Adopt SWR or React Query on the Client
For purely client-side stateful data (especially data that updates frequently or needs caching/revalidation on the client), libraries like SWR or TanStack Query are excellent. These libraries handle caching, deduping requests, background refetching, and loading states in a very predictable way. Instead of await myServerAction()
in a click handler, you might use TanStack Query’s useQuery
hook to fetch from an API route, or SWR’s hook to fetch a resource and keep it fresh. By doing so, you get a richer DX (with devtools to see query states) and avoid the black-box nature of Server Actions. These libraries also encourage a clear separation. Your UI reacts to data from a cache, and the fetching logic is abstracted away, which aligns nicely with React’s ethos—declarative UIs that update in response to state changes, not imperative data flows.

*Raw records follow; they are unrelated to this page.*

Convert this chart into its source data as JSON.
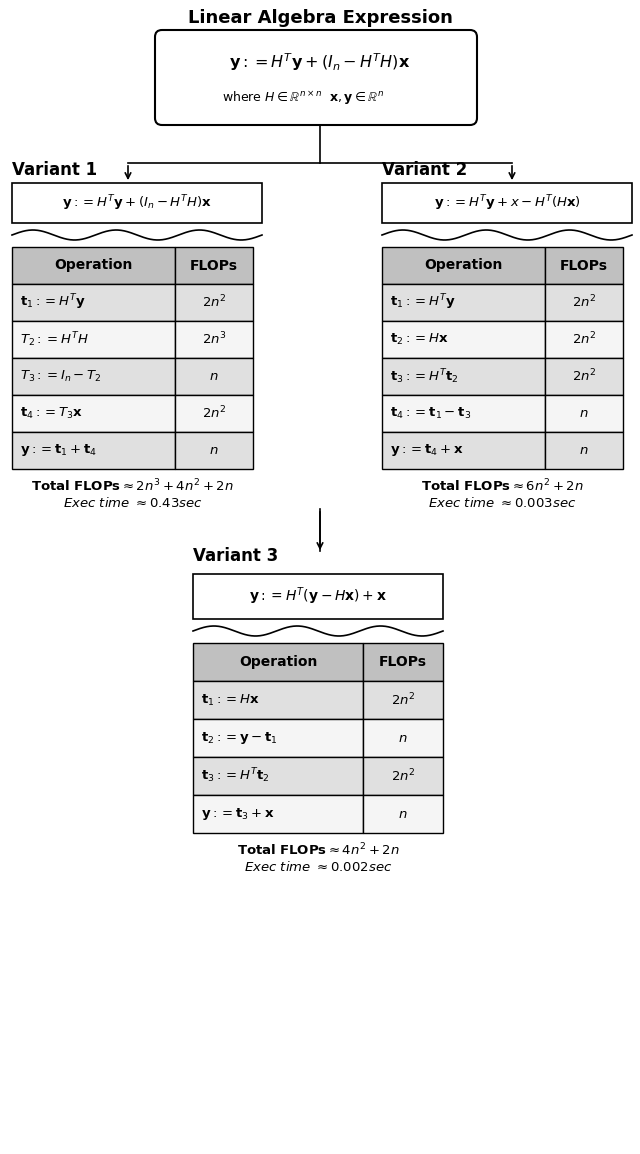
{
  "title": "Linear Algebra Expression",
  "main_expr_line1": "$\\mathbf{y} := H^T\\mathbf{y} + (I_n - H^TH)\\mathbf{x}$",
  "main_expr_line2": "where $H \\in \\mathbb{R}^{n \\times n}$  $\\mathbf{x}, \\mathbf{y} \\in \\mathbb{R}^n$",
  "variant1_label": "Variant 1",
  "variant1_expr": "$\\mathbf{y} := H^T\\mathbf{y} + (I_n - H^TH)\\mathbf{x}$",
  "variant1_ops": [
    [
      "$\\mathbf{t}_1 := H^T\\mathbf{y}$",
      "$2n^2$"
    ],
    [
      "$T_2 := H^TH$",
      "$2n^3$"
    ],
    [
      "$T_3 := I_n - T_2$",
      "$n$"
    ],
    [
      "$\\mathbf{t}_4 := T_3\\mathbf{x}$",
      "$2n^2$"
    ],
    [
      "$\\mathbf{y} := \\mathbf{t}_1 + \\mathbf{t}_4$",
      "$n$"
    ]
  ],
  "variant1_total": "$\\mathbf{Total\\ FLOPs} \\approx 2n^3 + 4n^2 + 2n$",
  "variant1_exec": "Exec time $\\approx 0.43sec$",
  "variant2_label": "Variant 2",
  "variant2_expr": "$\\mathbf{y} := H^T\\mathbf{y} + x - H^T(H\\mathbf{x})$",
  "variant2_ops": [
    [
      "$\\mathbf{t}_1 := H^T\\mathbf{y}$",
      "$2n^2$"
    ],
    [
      "$\\mathbf{t}_2 := H\\mathbf{x}$",
      "$2n^2$"
    ],
    [
      "$\\mathbf{t}_3 := H^T\\mathbf{t}_2$",
      "$2n^2$"
    ],
    [
      "$\\mathbf{t}_4 := \\mathbf{t}_1 - \\mathbf{t}_3$",
      "$n$"
    ],
    [
      "$\\mathbf{y} := \\mathbf{t}_4 + \\mathbf{x}$",
      "$n$"
    ]
  ],
  "variant2_total": "$\\mathbf{Total\\ FLOPs} \\approx 6n^2 + 2n$",
  "variant2_exec": "Exec time $\\approx 0.003sec$",
  "variant3_label": "Variant 3",
  "variant3_expr": "$\\mathbf{y} := H^T(\\mathbf{y} - H\\mathbf{x}) + \\mathbf{x}$",
  "variant3_ops": [
    [
      "$\\mathbf{t}_1 := H\\mathbf{x}$",
      "$2n^2$"
    ],
    [
      "$\\mathbf{t}_2 := \\mathbf{y} - \\mathbf{t}_1$",
      "$n$"
    ],
    [
      "$\\mathbf{t}_3 := H^T\\mathbf{t}_2$",
      "$2n^2$"
    ],
    [
      "$\\mathbf{y} := \\mathbf{t}_3 + \\mathbf{x}$",
      "$n$"
    ]
  ],
  "variant3_total": "$\\mathbf{Total\\ FLOPs} \\approx 4n^2 + 2n$",
  "variant3_exec": "Exec time $\\approx 0.002sec$",
  "col_header_op": "Operation",
  "col_header_flops": "FLOPs",
  "bg_color": "#ffffff"
}
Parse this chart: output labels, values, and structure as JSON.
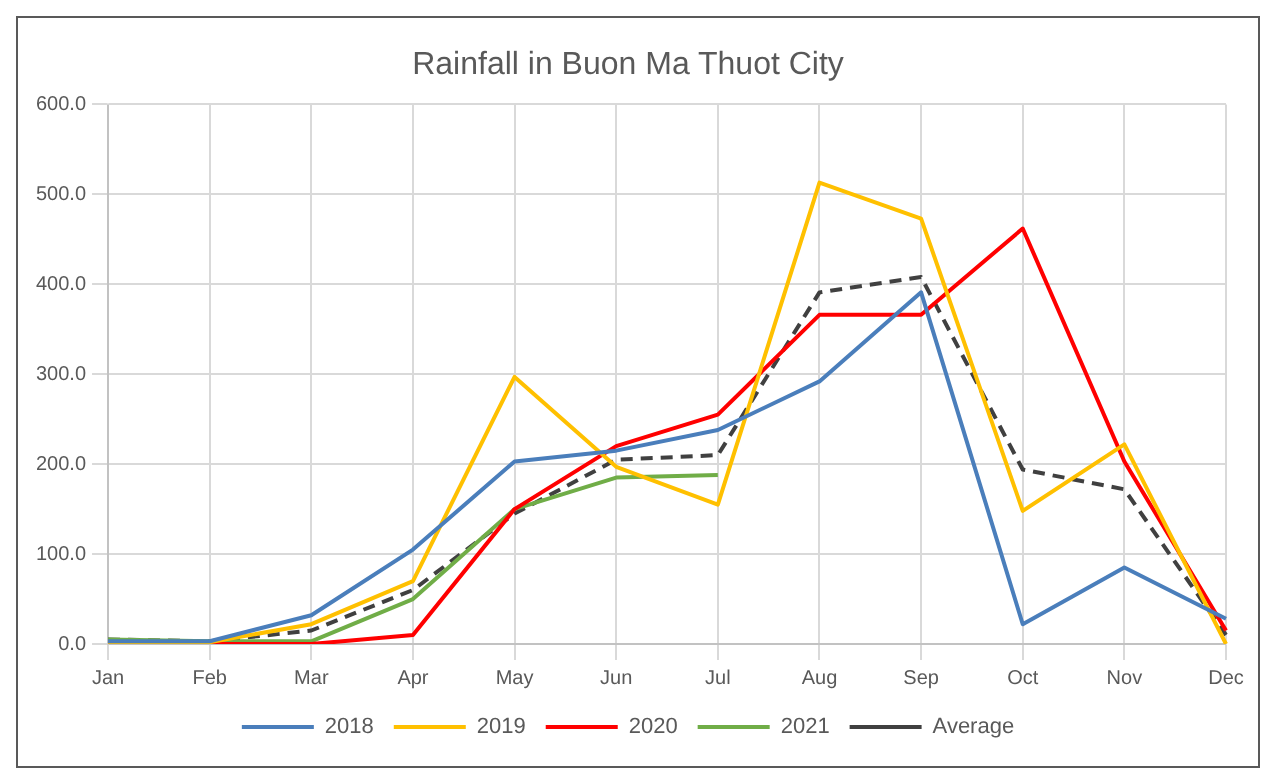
{
  "chart_data": {
    "type": "line",
    "title": "Rainfall in Buon Ma Thuot City",
    "categories": [
      "Jan",
      "Feb",
      "Mar",
      "Apr",
      "May",
      "Jun",
      "Jul",
      "Aug",
      "Sep",
      "Oct",
      "Nov",
      "Dec"
    ],
    "series": [
      {
        "name": "2018",
        "color": "#4a7ebb",
        "values": [
          3,
          3,
          32,
          105,
          203,
          215,
          238,
          292,
          391,
          22,
          85,
          28
        ]
      },
      {
        "name": "2019",
        "color": "#ffc000",
        "values": [
          2,
          2,
          22,
          70,
          297,
          197,
          155,
          513,
          473,
          148,
          222,
          0
        ]
      },
      {
        "name": "2020",
        "color": "#ff0000",
        "values": [
          0,
          0,
          0,
          10,
          150,
          220,
          255,
          366,
          366,
          462,
          203,
          15
        ]
      },
      {
        "name": "2021",
        "color": "#70ad47",
        "values": [
          5,
          3,
          3,
          50,
          150,
          185,
          188,
          null,
          null,
          null,
          null,
          null
        ]
      },
      {
        "name": "Average",
        "color": "#404040",
        "line_style": "dashed",
        "values": [
          5,
          3,
          15,
          60,
          145,
          205,
          210,
          391,
          408,
          194,
          172,
          10
        ]
      }
    ],
    "ylim": [
      0,
      600
    ],
    "yticks": [
      {
        "value": 0,
        "label": "0.0"
      },
      {
        "value": 100,
        "label": "100.0"
      },
      {
        "value": 200,
        "label": "200.0"
      },
      {
        "value": 300,
        "label": "300.0"
      },
      {
        "value": 400,
        "label": "400.0"
      },
      {
        "value": 500,
        "label": "500.0"
      },
      {
        "value": 600,
        "label": "600.0"
      }
    ],
    "grid": true,
    "legend": "bottom",
    "marker": "none",
    "line_style": "solid"
  }
}
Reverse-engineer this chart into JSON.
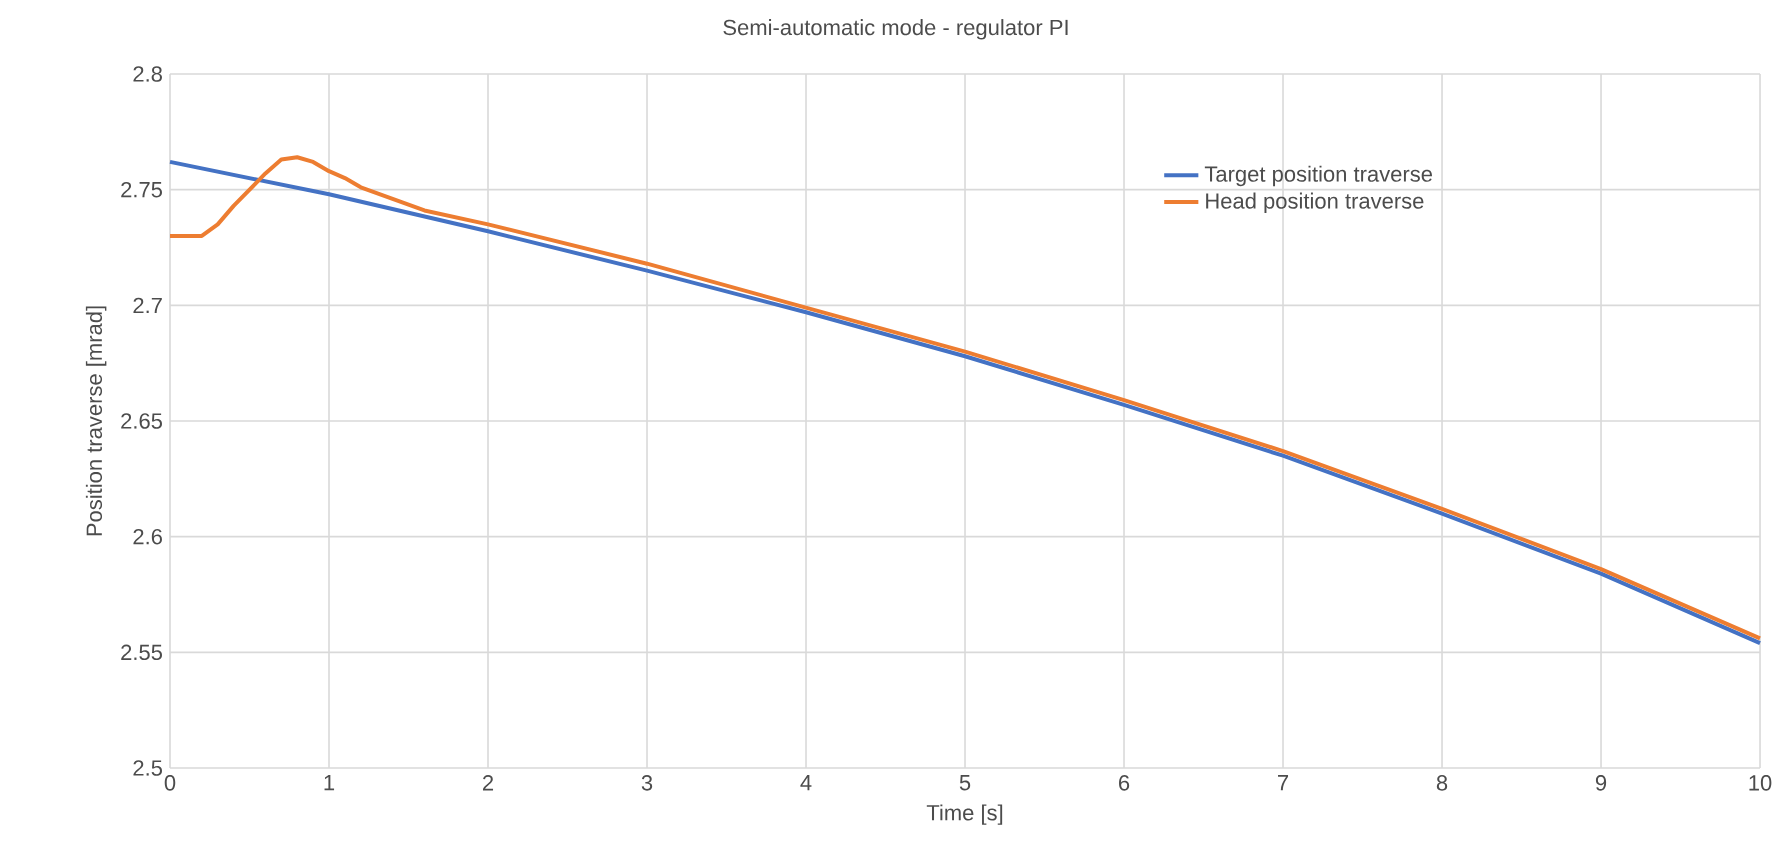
{
  "chart_data": {
    "type": "line",
    "title": "Semi-automatic mode - regulator PI",
    "xlabel": "Time [s]",
    "ylabel": "Position traverse [mrad]",
    "xlim": [
      0,
      10
    ],
    "ylim": [
      2.5,
      2.8
    ],
    "xticks": [
      0,
      1,
      2,
      3,
      4,
      5,
      6,
      7,
      8,
      9,
      10
    ],
    "yticks": [
      2.5,
      2.55,
      2.6,
      2.65,
      2.7,
      2.75,
      2.8
    ],
    "grid": true,
    "legend": "top right",
    "line_style": "solid",
    "series": [
      {
        "name": "Target position traverse",
        "color": "#4472c4",
        "x": [
          0,
          1,
          2,
          3,
          4,
          5,
          6,
          7,
          8,
          9,
          10
        ],
        "values": [
          2.762,
          2.748,
          2.732,
          2.715,
          2.697,
          2.678,
          2.657,
          2.635,
          2.61,
          2.584,
          2.554
        ]
      },
      {
        "name": "Head position traverse",
        "color": "#ed7d31",
        "x": [
          0,
          0.2,
          0.3,
          0.4,
          0.5,
          0.6,
          0.7,
          0.8,
          0.9,
          1,
          1.1,
          1.2,
          1.4,
          1.6,
          2,
          3,
          4,
          5,
          6,
          7,
          8,
          9,
          10
        ],
        "values": [
          2.73,
          2.73,
          2.735,
          2.743,
          2.75,
          2.757,
          2.763,
          2.764,
          2.762,
          2.758,
          2.755,
          2.751,
          2.746,
          2.741,
          2.735,
          2.718,
          2.699,
          2.68,
          2.659,
          2.637,
          2.612,
          2.586,
          2.556
        ]
      }
    ]
  }
}
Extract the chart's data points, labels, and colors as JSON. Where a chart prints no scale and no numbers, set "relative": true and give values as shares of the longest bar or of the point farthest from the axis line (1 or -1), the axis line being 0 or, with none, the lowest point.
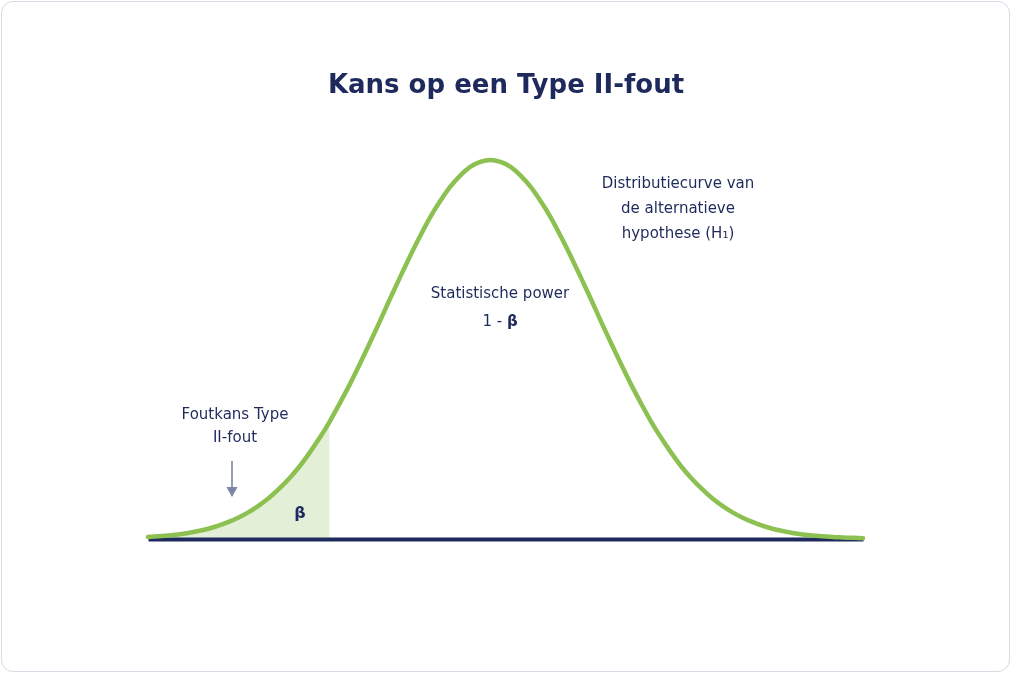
{
  "chart_data": {
    "type": "line",
    "title": "Kans op een Type II-fout",
    "relative": true,
    "categories": [
      null,
      null,
      null,
      null,
      null,
      null,
      null,
      null,
      null,
      null,
      null,
      null,
      null,
      null,
      null,
      null,
      null,
      null,
      null,
      null,
      null,
      null,
      null,
      null,
      null,
      null,
      null,
      null,
      null,
      null,
      null,
      null,
      null,
      null,
      null,
      null,
      null,
      null,
      null,
      null,
      null,
      null,
      null,
      null,
      null,
      null,
      null,
      null,
      null,
      null,
      null,
      null,
      null,
      null,
      null,
      null,
      null,
      null,
      null,
      null,
      null,
      null,
      null,
      null,
      null,
      null,
      null,
      null,
      null,
      null,
      null,
      null
    ],
    "series": [
      {
        "type": "area",
        "color": "#e3efd7",
        "values": [
          0.005,
          0.007,
          0.009,
          0.012,
          0.016,
          0.021,
          0.027,
          0.035,
          0.045,
          0.057,
          0.071,
          0.088,
          0.108,
          0.132,
          0.159,
          0.19,
          0.226,
          0.265,
          0.308,
          null,
          null,
          null,
          null,
          null,
          null,
          null,
          null,
          null,
          null,
          null,
          null,
          null,
          null,
          null,
          null,
          null,
          null,
          null,
          null,
          null,
          null,
          null,
          null,
          null,
          null,
          null,
          null,
          null,
          null,
          null,
          null,
          null,
          null,
          null,
          null,
          null,
          null,
          null,
          null,
          null,
          null,
          null,
          null,
          null,
          null,
          null,
          null,
          null,
          null,
          null,
          null,
          null
        ]
      },
      {
        "color": "#8cc152",
        "values": [
          0.005,
          0.007,
          0.009,
          0.012,
          0.016,
          0.021,
          0.027,
          0.035,
          0.045,
          0.057,
          0.071,
          0.088,
          0.108,
          0.132,
          0.159,
          0.19,
          0.226,
          0.265,
          0.308,
          0.356,
          0.406,
          0.46,
          0.516,
          0.573,
          0.632,
          0.689,
          0.745,
          0.798,
          0.848,
          0.891,
          0.929,
          0.959,
          0.982,
          0.995,
          1,
          0.995,
          0.982,
          0.959,
          0.929,
          0.891,
          0.848,
          0.798,
          0.745,
          0.689,
          0.632,
          0.573,
          0.516,
          0.46,
          0.406,
          0.356,
          0.308,
          0.265,
          0.226,
          0.19,
          0.159,
          0.132,
          0.108,
          0.088,
          0.071,
          0.057,
          0.045,
          0.035,
          0.027,
          0.021,
          0.016,
          0.012,
          0.009,
          0.007,
          0.005,
          0.004,
          0.003,
          0.002
        ]
      }
    ],
    "annotations": [
      "Distributiecurve van de alternatieve hypothese (H₁)",
      "Statistische power 1 - β",
      "Foutkans Type II-fout",
      "β"
    ]
  }
}
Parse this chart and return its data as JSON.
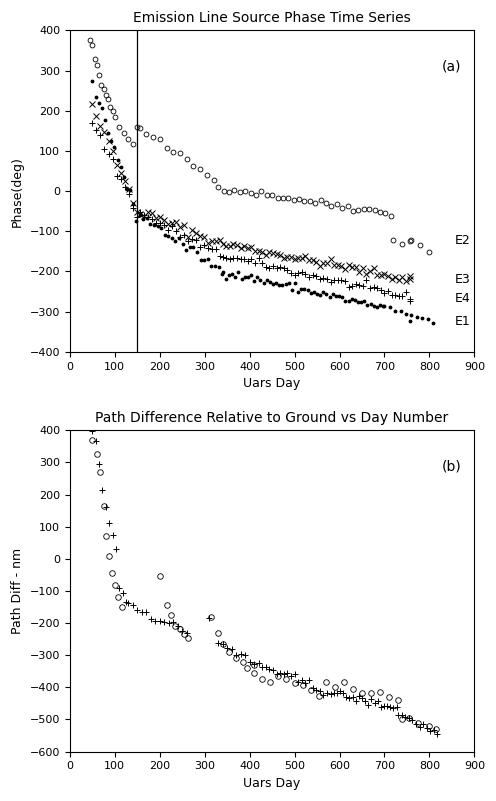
{
  "title_a": "Emission Line Source Phase Time Series",
  "title_b": "Path Difference Relative to Ground vs Day Number",
  "xlabel": "Uars Day",
  "ylabel_a": "Phase(deg)",
  "ylabel_b": "Path Diff - nm",
  "xlim": [
    0,
    900
  ],
  "ylim_a": [
    -400,
    400
  ],
  "ylim_b": [
    -600,
    400
  ],
  "xticks": [
    0,
    100,
    200,
    300,
    400,
    500,
    600,
    700,
    800,
    900
  ],
  "yticks_a": [
    -400,
    -300,
    -200,
    -100,
    0,
    100,
    200,
    300,
    400
  ],
  "yticks_b": [
    -600,
    -500,
    -400,
    -300,
    -200,
    -100,
    0,
    100,
    200,
    300,
    400
  ],
  "vline_x": 150,
  "label_a": "(a)",
  "label_b": "(b)",
  "background_color": "#ffffff"
}
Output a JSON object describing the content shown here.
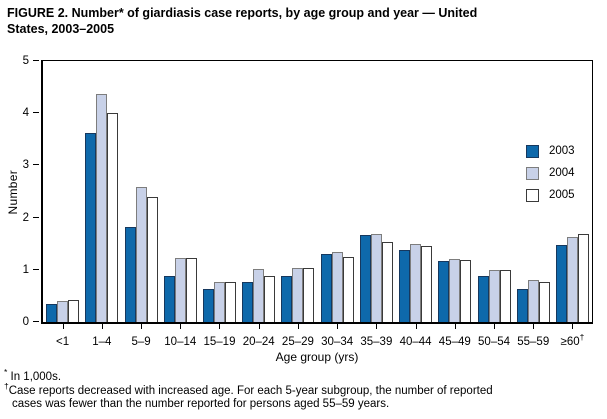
{
  "figure": {
    "title_line1": "FIGURE 2. Number* of giardiasis case reports, by age group and year — United",
    "title_line2": "States, 2003–2005"
  },
  "chart_data": {
    "type": "bar",
    "title": "FIGURE 2. Number* of giardiasis case reports, by age group and year — United States, 2003–2005",
    "xlabel": "Age group (yrs)",
    "ylabel": "Number",
    "units_note": "In 1,000s.",
    "ylim": [
      0,
      5
    ],
    "yticks": [
      0,
      1,
      2,
      3,
      4,
      5
    ],
    "grid": false,
    "legend_position": "top-right-inside",
    "categories": [
      "<1",
      "1–4",
      "5–9",
      "10–14",
      "15–19",
      "20–24",
      "25–29",
      "30–34",
      "35–39",
      "40–44",
      "45–49",
      "50–54",
      "55–59",
      "≥60"
    ],
    "last_category_superscript": "†",
    "series": [
      {
        "name": "2003",
        "fill": "#0e69ab",
        "border": "#16385e",
        "values": [
          0.35,
          3.62,
          1.82,
          0.89,
          0.63,
          0.77,
          0.89,
          1.3,
          1.66,
          1.38,
          1.16,
          0.88,
          0.64,
          1.47
        ]
      },
      {
        "name": "2004",
        "fill": "#c8d1e8",
        "border": "#7d7d7d",
        "values": [
          0.4,
          4.37,
          2.59,
          1.22,
          0.76,
          1.01,
          1.03,
          1.35,
          1.69,
          1.5,
          1.2,
          1.0,
          0.8,
          1.62
        ]
      },
      {
        "name": "2005",
        "fill": "#ffffff",
        "border": "#3a3a3a",
        "values": [
          0.43,
          4.0,
          2.4,
          1.22,
          0.76,
          0.88,
          1.03,
          1.25,
          1.54,
          1.46,
          1.18,
          0.99,
          0.77,
          1.69
        ]
      }
    ]
  },
  "footnotes": {
    "asterisk_symbol": "*",
    "asterisk_text": "In 1,000s.",
    "dagger_symbol": "†",
    "dagger_text_line1": "Case reports decreased with increased age. For each 5-year subgroup, the number of reported",
    "dagger_text_line2": "cases was fewer than the number reported for persons aged 55–59 years."
  }
}
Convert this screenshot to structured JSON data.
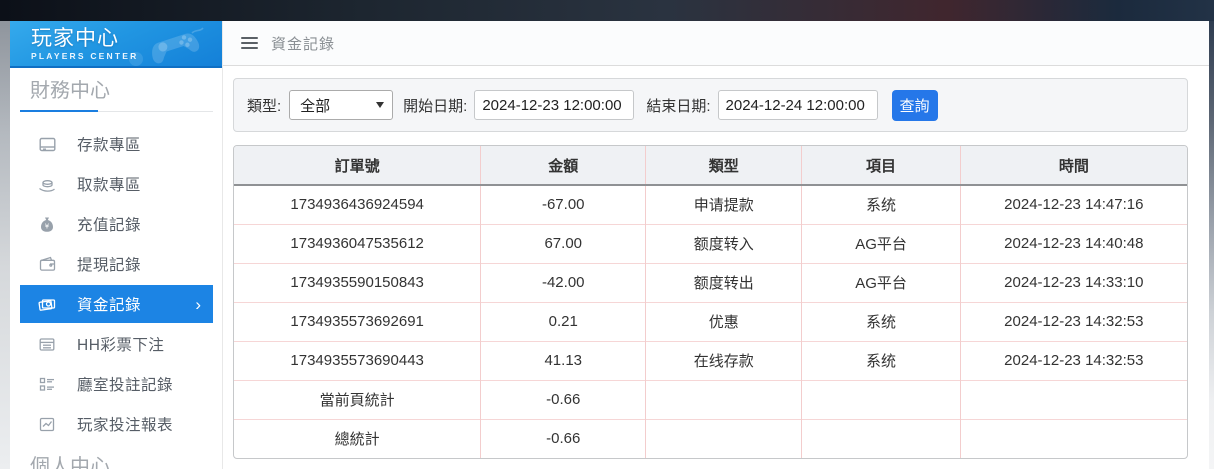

Use Parallel Routes or Prefetching for UI Interactions
Next.js 15 introduced advanced routing patterns like Parallel Routes and Interception. These can address scenarios like modals or sidebars that need data only when opened. Instead of using a Server Action to fetch data when a modal opens, you can structure your app such that the modal is a separate route that loads its data on the server. Next can even prefetch those routes when it suspects the user might navigate (e.g., hover), so by the time the user clicks, the data is already there. This pattern keeps data fetching declarative (as part of routing) rather than imperative (as an onClick
event). The Next.js docs show examples of using parallel routes to load secondary content without additional client fetches. This approach maintains separation of concerns. Your modal’s data requirements are handled by the framework’s routing and data loading, not by a manually triggered Server Action.
By sticking to these alternatives, you regain predictability. Data fetching becomes either a part of your initial render (SSR/Server Components) or an explicit client-side operation (with an API and cache in place). You can reason about performance, adding a new data requirement won’t suddenly serialize all other requests or bypass your caching layer. And you avoid the many caveats that come with shoehorning reads into the Server Action mechanism.
Conclusion
Server Actions are a powerful addition to Next.js, but with power comes responsibility. They shine in scenarios where a user performs a mutation, like submitting a form, saving a setting, creating or deleting something and have the UI updated. For data fetching, however, Server Actions introduce more problems than they solve. They degrade performance by forcing sequential, uncached calls. Complicate the DX with hidden network trips and debugging hurdles. Moreover, they muddy the architectural waters by mixing read and write concerns.
In an experienced full-stack team, clarity and reliability are paramount. It’s no surprise that neither the React nor Next.js recommend using Server Actions for queries. The web already has a well-understood mechanism for that — HTTP GET
or its equivalents—and a whole ecosystem of tools built around it. Embracing those patterns will lead to a more maintainable and scalable codebase.
So, be opinionated in your own projects. Use Server Actions when they help you securely handle mutations without the overhead of an extra API layer. But resist the temptation to use them as a catch-all data fetching shortcut. Your app and your team will be better off for it.
Using a Server Action for fetching is a complex way to handle an operation that doesn’t need to be complex. Stick to the simpler, more predictable methods for loading your data, and you will sleep better at night.